A trajetória itinerante de Djanira, que chegou a viver em Salvador e Nova York (1945), é determinante na formação da artista e inseparável do seu método de trabalho. Apesar da pouca visibilidade após sua morte, em 1979, a paulista teve ao longo dos 35 anos de carreira inúmeras exposições individuais. E participou de uma série de coletivas no Brasil e em países da América Latina, Europa e Estados Unidos, onde expos quadros como Lapa (1944) e O Circo (1944). De acordo com o crítico Frederico de Morais, “a novidade da pintura de Djanira foi justamente fundir tema e forma, sendo ao mesmo tempo brasileira pela temática e universal pela forma”.
Em 1976, o Museu Nacional de Belas Artes do Rio de Janeiro realizou uma grande exposição em torno da obra da artista, considerada hoje um dos pilares do modernismo brasileiro tardio. E é no acervo deste museu que se encontra boa parte do trabalho dela, doado por seu viúvo José Shaw da Motta e Silva.
“A trajetória de Djanira começou mais tarde, com muita determinação e esforço. Nenhum artista brasileiro retratou com tamanha atenção a luta pelo sustento das camadas mais desfavorecidas, através do trabalho cotidiano. A origem humilde deu-lhe sensibilidade aguda para captar essas epopeias anônimas. A economia de sua linguagem, o uso de poucos planos concisos e as cores vibrantes cuidadosamente escolhidas apontam para uma sofisticação esperada numa artista de seu tempo. Não à toa, alguns neoconcretos chegaram a buscar uma aproximação com a sua obra”, observa Lauro Cavalcanti, diretor da Casa Roberto Marinho.

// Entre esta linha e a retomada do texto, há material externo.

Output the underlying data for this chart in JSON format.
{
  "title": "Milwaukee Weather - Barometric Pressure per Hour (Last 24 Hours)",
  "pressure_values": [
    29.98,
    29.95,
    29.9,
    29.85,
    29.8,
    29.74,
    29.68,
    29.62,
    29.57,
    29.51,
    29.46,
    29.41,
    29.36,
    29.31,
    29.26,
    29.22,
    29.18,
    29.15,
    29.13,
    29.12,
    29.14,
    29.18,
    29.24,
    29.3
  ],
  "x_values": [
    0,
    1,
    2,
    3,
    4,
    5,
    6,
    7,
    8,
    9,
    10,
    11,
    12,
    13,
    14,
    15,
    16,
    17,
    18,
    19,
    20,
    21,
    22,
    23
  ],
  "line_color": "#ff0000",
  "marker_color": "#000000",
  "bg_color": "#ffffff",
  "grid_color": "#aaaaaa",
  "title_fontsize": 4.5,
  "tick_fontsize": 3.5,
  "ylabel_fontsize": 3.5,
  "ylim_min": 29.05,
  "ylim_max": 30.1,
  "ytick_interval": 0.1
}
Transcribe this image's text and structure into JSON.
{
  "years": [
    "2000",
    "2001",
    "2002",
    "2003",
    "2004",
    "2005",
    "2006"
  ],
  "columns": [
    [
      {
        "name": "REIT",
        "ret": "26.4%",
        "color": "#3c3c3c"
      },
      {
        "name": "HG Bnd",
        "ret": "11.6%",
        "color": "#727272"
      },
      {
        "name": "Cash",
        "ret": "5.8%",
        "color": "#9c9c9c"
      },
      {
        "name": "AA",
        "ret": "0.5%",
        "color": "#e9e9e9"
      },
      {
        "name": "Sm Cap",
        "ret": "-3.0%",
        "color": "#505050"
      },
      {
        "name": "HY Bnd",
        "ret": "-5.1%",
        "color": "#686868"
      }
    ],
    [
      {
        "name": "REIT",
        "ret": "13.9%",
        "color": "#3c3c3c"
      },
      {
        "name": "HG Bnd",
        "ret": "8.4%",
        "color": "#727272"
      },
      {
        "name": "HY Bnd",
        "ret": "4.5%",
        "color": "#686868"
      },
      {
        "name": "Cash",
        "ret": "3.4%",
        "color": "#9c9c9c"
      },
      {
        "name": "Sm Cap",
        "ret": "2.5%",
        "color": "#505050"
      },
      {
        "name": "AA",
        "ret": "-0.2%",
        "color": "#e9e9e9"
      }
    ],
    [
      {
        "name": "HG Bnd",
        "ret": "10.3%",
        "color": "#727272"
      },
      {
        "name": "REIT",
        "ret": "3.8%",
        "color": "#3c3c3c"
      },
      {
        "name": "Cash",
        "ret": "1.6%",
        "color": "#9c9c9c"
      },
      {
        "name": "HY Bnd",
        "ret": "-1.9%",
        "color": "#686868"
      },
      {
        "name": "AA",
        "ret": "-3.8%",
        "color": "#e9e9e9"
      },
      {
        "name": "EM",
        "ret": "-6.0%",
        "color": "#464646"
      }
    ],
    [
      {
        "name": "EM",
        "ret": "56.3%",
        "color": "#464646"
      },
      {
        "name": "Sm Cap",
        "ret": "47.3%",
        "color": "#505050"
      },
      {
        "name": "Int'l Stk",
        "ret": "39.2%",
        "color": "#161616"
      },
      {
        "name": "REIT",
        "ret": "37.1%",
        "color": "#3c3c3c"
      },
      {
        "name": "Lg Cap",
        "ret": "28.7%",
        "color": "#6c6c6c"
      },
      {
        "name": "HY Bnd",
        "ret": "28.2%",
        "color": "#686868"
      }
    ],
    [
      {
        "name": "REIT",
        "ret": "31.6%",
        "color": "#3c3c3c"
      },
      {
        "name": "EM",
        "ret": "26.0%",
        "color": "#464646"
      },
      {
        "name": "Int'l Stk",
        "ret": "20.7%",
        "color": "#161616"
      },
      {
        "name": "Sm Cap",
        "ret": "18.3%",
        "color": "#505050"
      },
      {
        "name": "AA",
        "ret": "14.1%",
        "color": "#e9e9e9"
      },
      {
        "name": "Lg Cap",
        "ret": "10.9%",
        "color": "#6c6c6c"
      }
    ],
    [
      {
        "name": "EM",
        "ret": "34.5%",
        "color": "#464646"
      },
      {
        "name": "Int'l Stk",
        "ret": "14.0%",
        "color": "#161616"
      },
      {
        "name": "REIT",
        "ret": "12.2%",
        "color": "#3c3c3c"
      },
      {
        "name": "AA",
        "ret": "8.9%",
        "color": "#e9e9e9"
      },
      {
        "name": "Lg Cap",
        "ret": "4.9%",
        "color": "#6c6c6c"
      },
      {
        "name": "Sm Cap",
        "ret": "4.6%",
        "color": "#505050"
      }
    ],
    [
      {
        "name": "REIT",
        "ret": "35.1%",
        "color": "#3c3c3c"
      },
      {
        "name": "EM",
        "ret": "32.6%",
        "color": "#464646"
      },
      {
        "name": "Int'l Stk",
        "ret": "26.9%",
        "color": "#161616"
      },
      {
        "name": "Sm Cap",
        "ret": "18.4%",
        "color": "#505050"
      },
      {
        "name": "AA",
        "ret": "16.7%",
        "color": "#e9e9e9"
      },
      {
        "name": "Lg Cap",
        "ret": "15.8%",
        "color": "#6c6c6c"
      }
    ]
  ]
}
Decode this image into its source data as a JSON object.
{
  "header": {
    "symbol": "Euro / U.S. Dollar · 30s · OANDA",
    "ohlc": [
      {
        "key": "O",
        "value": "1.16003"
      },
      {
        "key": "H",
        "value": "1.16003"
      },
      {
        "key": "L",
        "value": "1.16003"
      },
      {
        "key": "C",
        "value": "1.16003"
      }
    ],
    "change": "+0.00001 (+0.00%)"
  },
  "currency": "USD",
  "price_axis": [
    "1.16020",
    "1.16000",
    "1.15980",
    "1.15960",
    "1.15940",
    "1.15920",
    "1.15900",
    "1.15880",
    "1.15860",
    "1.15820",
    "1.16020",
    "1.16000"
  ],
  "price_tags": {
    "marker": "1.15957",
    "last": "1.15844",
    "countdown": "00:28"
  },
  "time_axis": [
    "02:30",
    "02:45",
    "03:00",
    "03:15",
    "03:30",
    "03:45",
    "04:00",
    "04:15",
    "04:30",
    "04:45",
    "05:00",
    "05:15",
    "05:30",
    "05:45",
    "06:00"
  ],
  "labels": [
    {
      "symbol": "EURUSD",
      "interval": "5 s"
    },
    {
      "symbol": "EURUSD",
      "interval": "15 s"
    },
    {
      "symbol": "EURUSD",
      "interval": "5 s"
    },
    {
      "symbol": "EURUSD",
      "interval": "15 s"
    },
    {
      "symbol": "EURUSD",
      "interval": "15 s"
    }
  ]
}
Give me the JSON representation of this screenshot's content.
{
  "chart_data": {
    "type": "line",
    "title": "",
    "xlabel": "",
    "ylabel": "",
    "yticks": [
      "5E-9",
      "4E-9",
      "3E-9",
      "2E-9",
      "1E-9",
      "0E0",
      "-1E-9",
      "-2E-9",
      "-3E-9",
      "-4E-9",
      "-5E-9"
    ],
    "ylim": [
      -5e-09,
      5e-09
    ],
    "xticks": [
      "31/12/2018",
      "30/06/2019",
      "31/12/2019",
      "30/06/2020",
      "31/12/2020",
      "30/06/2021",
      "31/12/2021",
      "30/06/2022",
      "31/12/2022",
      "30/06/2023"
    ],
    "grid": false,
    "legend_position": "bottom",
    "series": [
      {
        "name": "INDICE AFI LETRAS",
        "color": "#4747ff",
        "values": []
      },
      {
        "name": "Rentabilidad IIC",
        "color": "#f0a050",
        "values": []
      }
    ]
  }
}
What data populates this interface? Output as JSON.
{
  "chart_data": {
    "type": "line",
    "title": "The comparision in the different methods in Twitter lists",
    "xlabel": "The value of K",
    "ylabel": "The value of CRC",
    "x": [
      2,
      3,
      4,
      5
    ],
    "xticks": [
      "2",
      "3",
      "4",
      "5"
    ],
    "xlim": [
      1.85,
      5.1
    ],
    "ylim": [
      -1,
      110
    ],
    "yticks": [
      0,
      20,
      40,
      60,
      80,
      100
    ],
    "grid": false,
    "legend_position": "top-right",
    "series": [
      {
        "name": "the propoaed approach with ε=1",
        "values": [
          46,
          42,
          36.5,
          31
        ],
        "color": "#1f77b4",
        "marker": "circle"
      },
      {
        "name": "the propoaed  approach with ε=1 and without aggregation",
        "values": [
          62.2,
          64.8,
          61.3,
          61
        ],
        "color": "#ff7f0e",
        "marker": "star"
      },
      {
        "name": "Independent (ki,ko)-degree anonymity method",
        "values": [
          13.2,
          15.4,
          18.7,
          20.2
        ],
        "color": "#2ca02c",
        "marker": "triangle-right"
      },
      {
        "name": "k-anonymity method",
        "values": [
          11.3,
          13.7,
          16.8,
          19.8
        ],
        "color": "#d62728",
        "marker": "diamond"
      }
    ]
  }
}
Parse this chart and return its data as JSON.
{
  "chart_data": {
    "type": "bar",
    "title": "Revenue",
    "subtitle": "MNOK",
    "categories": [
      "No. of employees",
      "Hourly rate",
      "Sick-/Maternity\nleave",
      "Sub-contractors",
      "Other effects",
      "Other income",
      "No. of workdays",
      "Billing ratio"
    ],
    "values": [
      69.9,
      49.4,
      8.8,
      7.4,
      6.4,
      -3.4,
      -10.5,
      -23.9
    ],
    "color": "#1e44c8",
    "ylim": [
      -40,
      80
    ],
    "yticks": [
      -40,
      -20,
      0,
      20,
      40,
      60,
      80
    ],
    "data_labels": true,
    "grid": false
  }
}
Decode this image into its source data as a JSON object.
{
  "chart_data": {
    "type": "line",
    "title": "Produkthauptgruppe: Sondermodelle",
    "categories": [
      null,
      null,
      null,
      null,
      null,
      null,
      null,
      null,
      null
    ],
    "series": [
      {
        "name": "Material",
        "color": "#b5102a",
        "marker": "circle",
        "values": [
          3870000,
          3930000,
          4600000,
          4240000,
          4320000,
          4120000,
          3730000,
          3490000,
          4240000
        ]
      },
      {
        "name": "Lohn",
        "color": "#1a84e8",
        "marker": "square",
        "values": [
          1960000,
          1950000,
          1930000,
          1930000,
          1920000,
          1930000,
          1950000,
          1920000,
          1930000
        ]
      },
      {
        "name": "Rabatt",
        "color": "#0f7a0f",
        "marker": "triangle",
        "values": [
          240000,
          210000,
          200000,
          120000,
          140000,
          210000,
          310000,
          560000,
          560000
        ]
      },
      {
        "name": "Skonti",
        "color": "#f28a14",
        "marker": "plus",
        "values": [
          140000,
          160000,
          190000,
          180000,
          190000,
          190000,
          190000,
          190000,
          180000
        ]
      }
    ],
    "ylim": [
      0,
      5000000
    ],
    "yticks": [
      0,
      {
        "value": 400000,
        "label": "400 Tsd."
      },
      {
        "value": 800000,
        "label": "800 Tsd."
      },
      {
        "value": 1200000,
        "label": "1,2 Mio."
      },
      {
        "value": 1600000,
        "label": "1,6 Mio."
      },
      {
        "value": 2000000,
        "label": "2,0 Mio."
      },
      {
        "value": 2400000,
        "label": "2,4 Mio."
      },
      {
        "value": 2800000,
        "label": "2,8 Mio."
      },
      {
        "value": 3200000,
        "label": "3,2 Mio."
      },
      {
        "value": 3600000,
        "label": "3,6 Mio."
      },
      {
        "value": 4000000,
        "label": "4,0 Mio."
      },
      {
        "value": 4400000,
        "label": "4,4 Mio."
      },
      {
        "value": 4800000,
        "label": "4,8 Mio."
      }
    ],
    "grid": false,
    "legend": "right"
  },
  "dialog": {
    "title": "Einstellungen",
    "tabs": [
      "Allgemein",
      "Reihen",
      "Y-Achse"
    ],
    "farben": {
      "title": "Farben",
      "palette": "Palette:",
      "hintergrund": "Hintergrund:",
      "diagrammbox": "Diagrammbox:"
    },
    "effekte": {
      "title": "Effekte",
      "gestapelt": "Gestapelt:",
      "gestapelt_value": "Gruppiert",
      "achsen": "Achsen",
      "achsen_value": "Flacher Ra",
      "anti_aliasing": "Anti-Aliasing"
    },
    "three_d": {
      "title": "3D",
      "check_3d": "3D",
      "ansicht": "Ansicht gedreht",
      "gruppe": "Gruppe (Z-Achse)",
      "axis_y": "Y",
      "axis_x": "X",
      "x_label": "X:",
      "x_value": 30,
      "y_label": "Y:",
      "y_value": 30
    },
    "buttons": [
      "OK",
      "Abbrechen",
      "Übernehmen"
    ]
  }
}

A organização geométrica das figuras, o arranjo dos quadros como colagens, por zonas de cor, e o preenchimento de todo espaço com algum elemento são aspectos ressaltados em pinturas como Parque de Diversões (1944) e Vendedora de Flores (1947), que integram Djanira: a memória de seu povo, uma oportunidade de relacionar a obra da artista ao melhor da arte moderna brasileira. Da coleção Roberto Marinho, serão exibidas as telas Casa de Farinha (1956), Mercado da Bahia (1959) e Serradores (1959), que abordam a recorrente do temática do trabalho.
“A geometria em Djanira nunca foi forma pura e livre de relações figurativas, sempre esteve associada a algum aspecto da vida humana, ou a algum elemento da classe trabalhadora que a cercava”, pontua a curadora assistente Isabella Rjeille.
Por fim, Lauro Cavalcanti ressalta que a pintura moderna brasileira é um território pouco explorado pelas novas gerações: “Djanira possui um valor quase oculto nas últimas décadas. Um dos encantos de uma exposição é tornar presente, sem intermediações, obras criadas há longos anos. Íntegras e atemporais, as telas chegam novas aos olhos de hoje”, conclui.